Geçtiğimiz günlerde Cumhurbaşkanımız, aşırı bir şekilde artan “kafe”lerin isimlerine ilişkin bir eleştirisini belirtmişti. Kendi kitabımda da bu konuyu işlemiş ve kelimelerin anlamını yitirmemesi için amacına uygun bir şekilde kullanılmasından yana olduğumu belirtmiştim. Konunun önemine binaen kitabımdaki yazımı bu ayki köşeme alıyorum.
Ülkemizin her köşesinde mutlaka kıraathaneler gözünüze çarpmıştır. Buralarda birçok insan maç ya da çeşitli kâğıt oyunları oynayarak vakitlerini geçirmektedirler! Bir nevi vakitlerini öldürmektedirler.
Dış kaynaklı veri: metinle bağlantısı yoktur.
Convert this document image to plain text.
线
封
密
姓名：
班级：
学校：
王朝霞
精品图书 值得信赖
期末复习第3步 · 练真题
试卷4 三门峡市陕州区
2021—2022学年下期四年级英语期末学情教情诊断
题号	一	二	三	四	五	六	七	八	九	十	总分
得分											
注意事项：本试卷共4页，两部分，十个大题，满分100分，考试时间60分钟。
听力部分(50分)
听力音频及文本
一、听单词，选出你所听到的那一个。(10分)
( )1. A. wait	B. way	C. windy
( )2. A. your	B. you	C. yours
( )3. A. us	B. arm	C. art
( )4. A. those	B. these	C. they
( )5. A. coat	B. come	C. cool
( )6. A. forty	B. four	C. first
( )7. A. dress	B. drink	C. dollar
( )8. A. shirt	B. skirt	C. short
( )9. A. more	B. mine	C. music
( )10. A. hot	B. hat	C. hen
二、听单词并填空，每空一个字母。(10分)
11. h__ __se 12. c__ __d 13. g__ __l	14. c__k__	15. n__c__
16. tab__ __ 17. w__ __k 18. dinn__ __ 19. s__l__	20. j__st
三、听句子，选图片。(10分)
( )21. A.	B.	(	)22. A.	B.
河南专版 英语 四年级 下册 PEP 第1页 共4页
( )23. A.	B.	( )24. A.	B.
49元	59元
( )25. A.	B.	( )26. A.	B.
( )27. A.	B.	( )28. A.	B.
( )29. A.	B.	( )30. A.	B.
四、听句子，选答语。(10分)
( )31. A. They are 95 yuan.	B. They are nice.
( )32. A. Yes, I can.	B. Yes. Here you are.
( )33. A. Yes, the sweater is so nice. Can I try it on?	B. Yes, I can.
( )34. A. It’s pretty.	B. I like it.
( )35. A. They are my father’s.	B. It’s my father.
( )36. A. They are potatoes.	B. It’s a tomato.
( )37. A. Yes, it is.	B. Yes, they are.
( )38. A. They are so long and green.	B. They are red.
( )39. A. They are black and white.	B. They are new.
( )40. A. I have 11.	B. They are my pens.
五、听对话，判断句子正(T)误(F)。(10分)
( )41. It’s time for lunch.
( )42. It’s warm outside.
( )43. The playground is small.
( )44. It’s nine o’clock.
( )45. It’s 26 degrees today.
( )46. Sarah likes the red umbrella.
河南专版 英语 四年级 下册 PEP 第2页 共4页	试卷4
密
“Kıraat” kelimesinin anlamına baktığımız zaman karşımıza “okumak” anlamı çıkmaktadır. Kıraathane şeklinde söylediğimizde de okuma salonu olarak hafızalarda yer edinmektedir. Türk Dil Kurumunun sözlüğünde “Kıraathane” için hangi açıklamaların olduğuna bakalım:
- Kahve, Kahvehane: “Burasını otel mi zannettin, kıraathane mi?” S. F. Abasıyanık
- Müşterilerinin okumaları için gazete ve dergi bulunduran geniş, temiz ve iyi döşenmiş kahvehane.
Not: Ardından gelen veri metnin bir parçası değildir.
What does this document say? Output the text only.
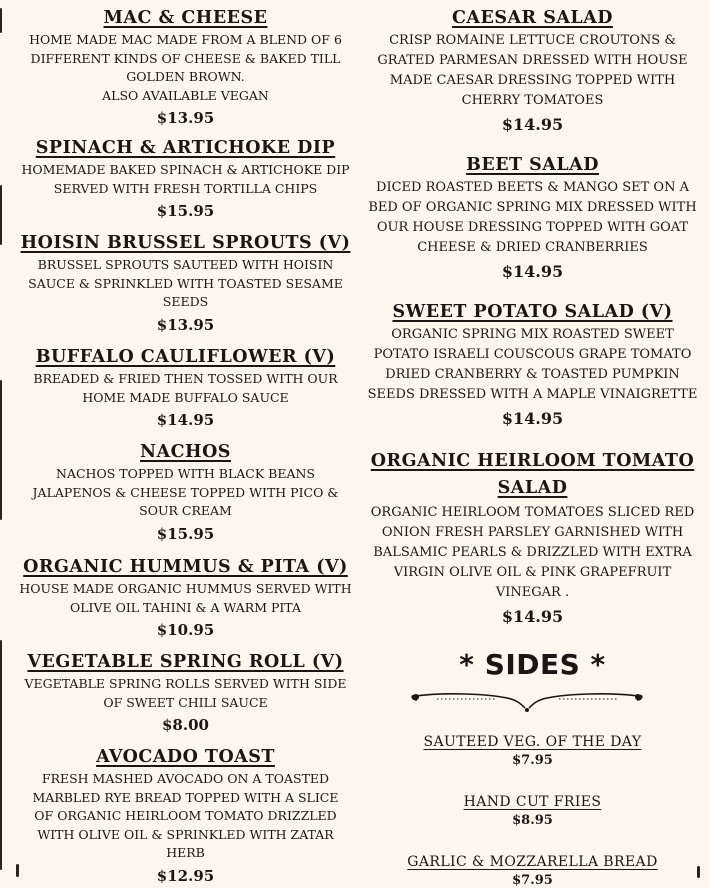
MAC & CHEESE
HOME MADE MAC MADE FROM A BLEND OF 6
DIFFERENT KINDS OF CHEESE & BAKED TILL
GOLDEN BROWN.
ALSO AVAILABLE VEGAN
$13.95
SPINACH & ARTICHOKE DIP
HOMEMADE BAKED SPINACH & ARTICHOKE DIP
SERVED WITH FRESH TORTILLA CHIPS
$15.95
HOISIN BRUSSEL SPROUTS (V)
BRUSSEL SPROUTS SAUTEED WITH HOISIN
SAUCE & SPRINKLED WITH TOASTED SESAME
SEEDS
$13.95
BUFFALO CAULIFLOWER (V)
BREADED & FRIED THEN TOSSED WITH OUR
HOME MADE BUFFALO SAUCE
$14.95
NACHOS
NACHOS TOPPED WITH BLACK BEANS
JALAPENOS & CHEESE TOPPED WITH PICO &
SOUR CREAM
$15.95
ORGANIC HUMMUS & PITA (V)
HOUSE MADE ORGANIC HUMMUS SERVED WITH
OLIVE OIL TAHINI & A WARM PITA
$10.95
VEGETABLE SPRING ROLL (V)
VEGETABLE SPRING ROLLS SERVED WITH SIDE
OF SWEET CHILI SAUCE
$8.00
AVOCADO TOAST
FRESH MASHED AVOCADO ON A TOASTED
MARBLED RYE BREAD TOPPED WITH A SLICE
OF ORGANIC HEIRLOOM TOMATO DRIZZLED
WITH OLIVE OIL & SPRINKLED WITH ZATAR
HERB
$12.95
CAESAR SALAD
CRISP ROMAINE LETTUCE CROUTONS &
GRATED PARMESAN DRESSED WITH HOUSE
MADE CAESAR DRESSING TOPPED WITH
CHERRY TOMATOES
$14.95
BEET SALAD
DICED ROASTED BEETS & MANGO SET ON A
BED OF ORGANIC SPRING MIX DRESSED WITH
OUR HOUSE DRESSING TOPPED WITH GOAT
CHEESE & DRIED CRANBERRIES
$14.95
SWEET POTATO SALAD (V)
ORGANIC SPRING MIX ROASTED SWEET
POTATO ISRAELI COUSCOUS GRAPE TOMATO
DRIED CRANBERRY & TOASTED PUMPKIN
SEEDS DRESSED WITH A MAPLE VINAIGRETTE
$14.95
ORGANIC HEIRLOOM TOMATO SALAD
ORGANIC HEIRLOOM TOMATOES SLICED RED
ONION FRESH PARSLEY GARNISHED WITH
BALSAMIC PEARLS & DRIZZLED WITH EXTRA
VIRGIN OLIVE OIL & PINK GRAPEFRUIT
VINEGAR .
$14.95
* SIDES *
SAUTEED VEG. OF THE DAY
$7.95
HAND CUT FRIES
$8.95
GARLIC & MOZZARELLA BREAD
$7.95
Türk Dil Kurumunun sözlüğünde iki madde göze çarpmaktadır. İkincisi bizi daha çok ilgilendiriyor. “Müşterilerinin okumaları için gazete ve dergi bulunduran…” şeklinde devam eden açıklamada okuma eylemi geçmektedir. Bizim kıraathanelerde, maalesef okunacak bir şey bulmak güçtür. Eğer gazete varsa da bu ağırlıklı olarak spor gazeteleridir. Dergi adına bir şey bulamayacağımız açıktır.
İsimleri verirken yanlış kullanmaktayız. Günümüzde kahve içilen yerlerin hepsi resmen “kahvehane”dir! Bunlara kıraathane denilemez. Çünkü kavram çatışması başlamaktadır bu noktada. Ama insanlarımız o kadar güzel alışmış ki buna, kimse kıraatin bir okuma eylemi olduğunu söylemiyor. Yine bu yanlış kullanım için kimse ses çıkarmıyor. Bu yerlere kıraathane diyebilmemiz için o yerlerde mutlaka bir kitaplık olmalı ve içerisinde okunacak eserler olmalıdır. Aksi takdirde kıraat sözüne ters düşecektir ki, o zaman da ismini A Kıraathanesi iken A Kahvehanesi olarak değiştirmesi gerekecektir.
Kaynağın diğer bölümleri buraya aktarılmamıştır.